What does the paper cover?
The paper considers the streams of research that have been influenced by the MoP perspective, and how the MoP has unsettled normative best practice, which the authors call the ‘settled science’ of project management.
The study is also an introduction to a special issue, which gathers together the wider research of a range of authors and examines how their work relates to, and is shaped by, Morris’ work.
Management of projects framework
- Introduced by Peter Morris in 1994, with the latest incarnation released in 2013, the perspective requires a rethinking of the manner that organisations frame and manage their projects.
- Morris argues that standard practice, such as in the Project Management Institute’s (PMI) Project Management Body of Knowledge (PMBoK) is too focussed on the delivery of projects, and so misses some key areas, most importantly the management of critical front-end activities.
- The MoP framework includes all the activities required to achieve project success and
is not just a tools-and-techniques view of project execution.
This is the introduction to a special issue of the International Journal of Project Management,
which brings together papers that reflect the ways in which Morris’ work has shaped understanding of the project management field.
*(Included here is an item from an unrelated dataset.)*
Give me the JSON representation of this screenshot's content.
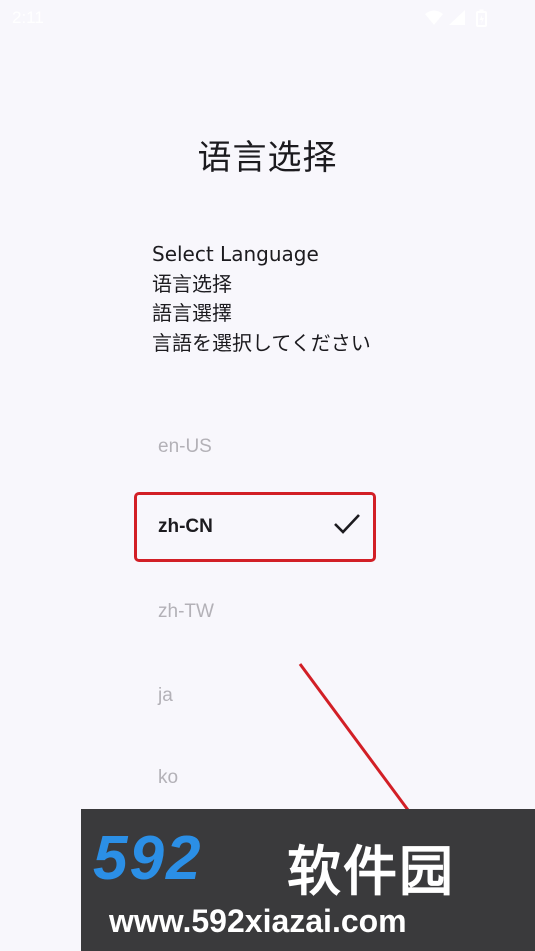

The study splits the contributions into two
groups, to focus on:
Group A the front-end definition of projects and programmes, and
Group B the core contribution of project management knowledge (called the body of knowledge).
Body of Knowledge: The MoP model extends the role of project managers and their team members to be involved at project definition, that is, not only as an efficient executor. This requires a much larger skill set than is applied through the PMI model, and challenges the sector to reassess the skills needed for successful project management. The special issue will examine how the Body of Knowledge should support and shape the professional paths for project managers.
Front-end project definition: The MoP model has already led to a lot of research on the front-end, definitional stage of projects. The special issue reviews the research to help with understanding of the importance of front-end definition of major projects in particular.
Research agenda: This study shows how Morris has shaped the research agenda over the last 30 years and how the agenda over the next 20 years might develop from his work, under three key areas:
- the prospects for theory in project management;
- new ideas of the field of project management research; and
- developing an empirical research agenda in project shaping.
Replacing the traditional, execution-based, approach of project management with the MoP
perspective will lead to more fruitful research because of the broader context and the more
realistic reflection of the challenges faced by organisations.